When Sven Martin moved to the U.S. in 1998, he was skateboarding professionally. His father and brother were both photographers and when Sven was hurt from skating, he would pick up the camera and shoot his friends skating. Gradually he transitioned into shooting full time. At 28 he picked up a mountain bike and started racing downhill. His personal goals with the sport eventually shifted back behind the lens. He is now one of the most well known mountain bike photographers in the world. He works with the biggest names and brands in the industry and recently pulled together a trip through New Zealand for a client.
“Santa Cruz Bicycles is a client of mine. I shoot a lot of their MTB imagery, racing, trips product etc. They contacted us and asked if we could run a new bike launch/press camp for them in New Zealand. It needed to be Epic, it needed to be awesome and out there. Way out there.”
Santa Cruz was flying in 10 journalists from around the world to try out three new bikes and explore the trails of New Zealand’s South Island West Coast.
In addition to putting the trip together, Sven was also to provide all the imagery for the journalists to put in their ‘first ride’ reports. The trip was to run Monday-Thursday with a world wide launch for the bikes going out on Friday. The journalist’s reports were to go out on their various website and publications to supplement the launch and PR effort.

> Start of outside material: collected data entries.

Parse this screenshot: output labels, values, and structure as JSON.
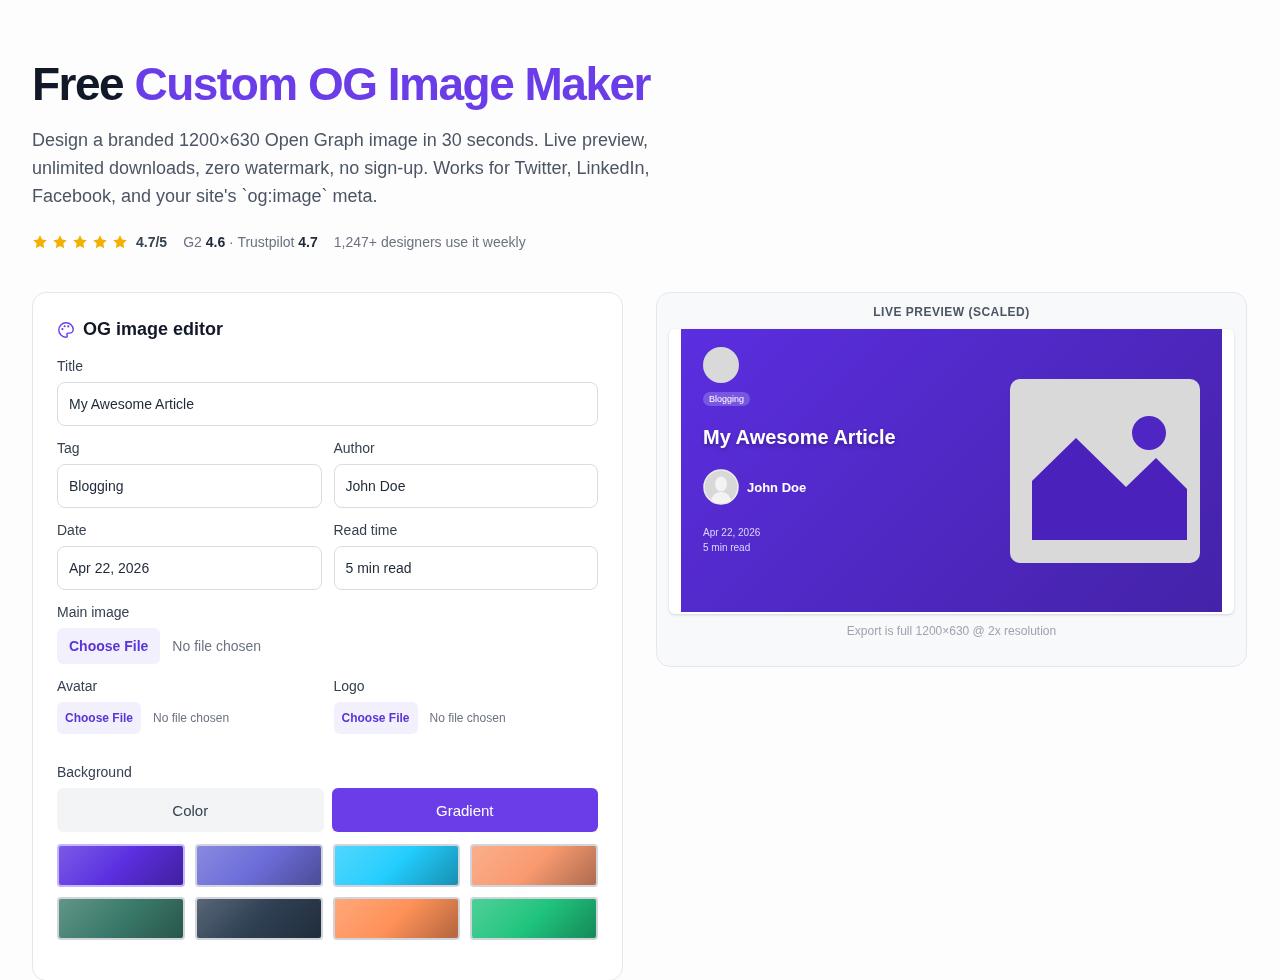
{
  "header": {
    "title_lead": "Free",
    "title_highlight": "Custom OG Image Maker",
    "description": "Design a branded 1200×630 Open Graph image in 30 seconds. Live preview, unlimited downloads, zero watermark, no sign-up. Works for Twitter, LinkedIn, Facebook, and your site's `og:image` meta.",
    "rating": {
      "stars": 5,
      "score": "4.7/5",
      "sources": "G2 **4.6** · Trustpilot **4.7**",
      "users": "1,247+ designers use it weekly"
    }
  },
  "editor": {
    "heading": "OG image editor",
    "title_field": {
      "label": "Title",
      "value": "My Awesome Article"
    },
    "fields": [
      {
        "label": "Tag",
        "value": "Blogging"
      },
      {
        "label": "Author",
        "value": "John Doe"
      },
      {
        "label": "Date",
        "value": "Apr 22, 2026"
      },
      {
        "label": "Read time",
        "value": "5 min read"
      }
    ],
    "main_upload": {
      "label": "Main image",
      "button": "Choose File",
      "status": "No file chosen"
    },
    "uploads": [
      {
        "label": "Avatar",
        "button": "Choose File",
        "status": "No file chosen"
      },
      {
        "label": "Logo",
        "button": "Choose File",
        "status": "No file chosen"
      }
    ],
    "background_label": "Background",
    "background_modes": [
      {
        "label": "Color",
        "selected": false
      },
      {
        "label": "Gradient",
        "selected": true
      }
    ],
    "swatches": [
      {
        "color": "#5b2ee0",
        "selected": true
      },
      {
        "color": "#6c6cd8",
        "selected": false
      },
      {
        "color": "#22cdfd",
        "selected": false
      },
      {
        "color": "#f99a70",
        "selected": false
      },
      {
        "color": "#3a7a6a",
        "selected": false
      },
      {
        "color": "#2f4054",
        "selected": false
      },
      {
        "color": "#ff9158",
        "selected": false
      },
      {
        "color": "#1fc47e",
        "selected": false
      }
    ]
  },
  "preview": {
    "heading": "LIVE PREVIEW (SCALED)",
    "tag": "Blogging",
    "title": "My Awesome Article",
    "author": "John Doe",
    "date": "Apr 22, 2026",
    "read_time": "5 min read",
    "note": "Export is full 1200×630 @ 2x resolution"
  }
}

“What this meant for me as a photographer was that I needed to be able to work every day regardless of where we were staying. One of the nights we slept up top of a mountain on the Old Ghost Road Trail in Ghost Lake hut. The longest continuous single-track purpose built for MTB in NZ. We were remote so there is no power etc. I still had to edit my photos that night and next morning as we had next to no time to do it all the end of the following day when their reports had to be in. One charged MacBook Pro battery wouldn’t be enough for the job that night, so I made sure to pack my Goal Zero and was able to get the job done while working at the hut.”